Rounding the east end of St. John, Coral Bay offers more amenities such as grocery and restaurants. When open, Lime Out feeds hungry boaters the best tacos in the Virgin Islands at their floating taco bar. Depending on weather, we pop over to the seldom visited Flanagan Island nature reserve for the dreamt-about experience of total seclusion on an exotic island.

One of our favorite location on St. John is Saltpond Bay! Saltpond Bay, located at the southeastern end of the island, has a beautiful small secluded beach and is the starting point of Ram Head Trail; also a favorite! Ram Head Trail takes you along a rocky beach before leading up a lightly shaded hill opening to a stunning view of Blue Cobblestone Beach. The best part of Blue Cobblestone Beach, from the overlook and the actual beach that the trail runs along, is listening to the waves recede over the smooth blue and green pebbles. Joe and I each perched ourselves on a rock, closed our eyes, and took it all in for a few minutes before continuing on. The trail leads to Ram Head Peak with continuous photo opportunities of unabated ocean views, sheer cliff faces, colorful flora, soaring birds, and lively goats. The hour-long trek should be done before the heat of the day sets in! Back at sea-level in the bay, countless birds, including a family of American Oystercatchers, lead you around the salt pond to Drunk Bay. Don't leave Drunk Bay without adding a drunk rock-person to the collection!

A quick downwind sail takes Kuma Too to Lameshur Bay. Yawzi Point, a short charming trail, separates Great Lameshur and Little Lameshur Bays. The latter provides terrific snorkeling off a large beach. For the adventurer, this is a great starting point for the challenging Bordeaux Mountain Trail, Lameshur Bay Trail, and Reef Bay Trail; leading to Euphoria Point, Euphoria Bay, and the historic Reef Bay Factory, Estate, and Great House ruins, and the ancient Petroglyphs. The petroglyphs are rock carvings believed to be from the Taíno Indians from as early at 500 AD.
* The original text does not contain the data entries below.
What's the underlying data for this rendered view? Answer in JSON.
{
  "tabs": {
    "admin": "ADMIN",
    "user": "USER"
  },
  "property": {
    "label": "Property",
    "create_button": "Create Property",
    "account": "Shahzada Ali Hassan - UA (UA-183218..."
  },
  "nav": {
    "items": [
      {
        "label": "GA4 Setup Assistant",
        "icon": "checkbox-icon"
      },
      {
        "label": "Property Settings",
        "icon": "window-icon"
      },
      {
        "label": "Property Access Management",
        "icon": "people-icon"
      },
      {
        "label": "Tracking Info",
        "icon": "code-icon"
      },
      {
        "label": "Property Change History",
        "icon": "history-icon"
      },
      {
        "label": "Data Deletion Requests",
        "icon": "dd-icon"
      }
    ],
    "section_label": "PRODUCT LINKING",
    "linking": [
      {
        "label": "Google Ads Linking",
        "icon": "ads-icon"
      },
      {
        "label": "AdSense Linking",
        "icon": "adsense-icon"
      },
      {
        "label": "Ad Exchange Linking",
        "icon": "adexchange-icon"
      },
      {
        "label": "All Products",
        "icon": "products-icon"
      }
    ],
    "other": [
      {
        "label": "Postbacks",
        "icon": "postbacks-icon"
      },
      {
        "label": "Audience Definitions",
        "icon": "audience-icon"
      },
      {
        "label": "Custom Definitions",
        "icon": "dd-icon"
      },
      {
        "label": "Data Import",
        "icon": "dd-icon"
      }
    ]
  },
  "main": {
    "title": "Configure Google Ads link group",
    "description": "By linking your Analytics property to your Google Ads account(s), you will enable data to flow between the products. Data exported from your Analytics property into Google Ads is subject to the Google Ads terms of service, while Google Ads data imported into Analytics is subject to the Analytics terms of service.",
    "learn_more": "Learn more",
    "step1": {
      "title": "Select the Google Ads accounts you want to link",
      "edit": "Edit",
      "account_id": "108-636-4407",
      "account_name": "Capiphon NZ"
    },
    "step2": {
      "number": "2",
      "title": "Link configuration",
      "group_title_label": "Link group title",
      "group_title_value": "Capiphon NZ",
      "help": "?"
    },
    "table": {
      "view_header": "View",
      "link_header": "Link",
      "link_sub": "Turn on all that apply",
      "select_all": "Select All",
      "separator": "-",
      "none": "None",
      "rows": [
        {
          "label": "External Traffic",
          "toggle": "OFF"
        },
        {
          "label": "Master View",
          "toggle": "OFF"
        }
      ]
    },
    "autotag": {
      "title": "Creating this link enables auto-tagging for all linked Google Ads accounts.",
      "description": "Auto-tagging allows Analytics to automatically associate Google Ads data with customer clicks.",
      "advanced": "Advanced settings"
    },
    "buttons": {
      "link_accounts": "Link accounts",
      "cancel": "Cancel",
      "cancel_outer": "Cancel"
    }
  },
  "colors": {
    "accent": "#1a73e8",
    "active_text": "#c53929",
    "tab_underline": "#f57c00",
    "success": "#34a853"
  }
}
There are low-key walking paths that traverse the hillside and shores; some trails are no longer maintained or lack signage; and a few hikes will really challenge you. I like to think we live a healthy and active lifestyle, but getting to the Petroglyphs deep in the central valley of St. John really tested both of us. It gave me a whole new respect for hikers!

The reefs and sealife throughout St. John waters are among the very best in the Virgin Islands because of strict regulations to protect the environment. Colorful fish, friendly sealife, lazy turtles, vibrant coral, and impressive rock formations await under the surface in the many coves.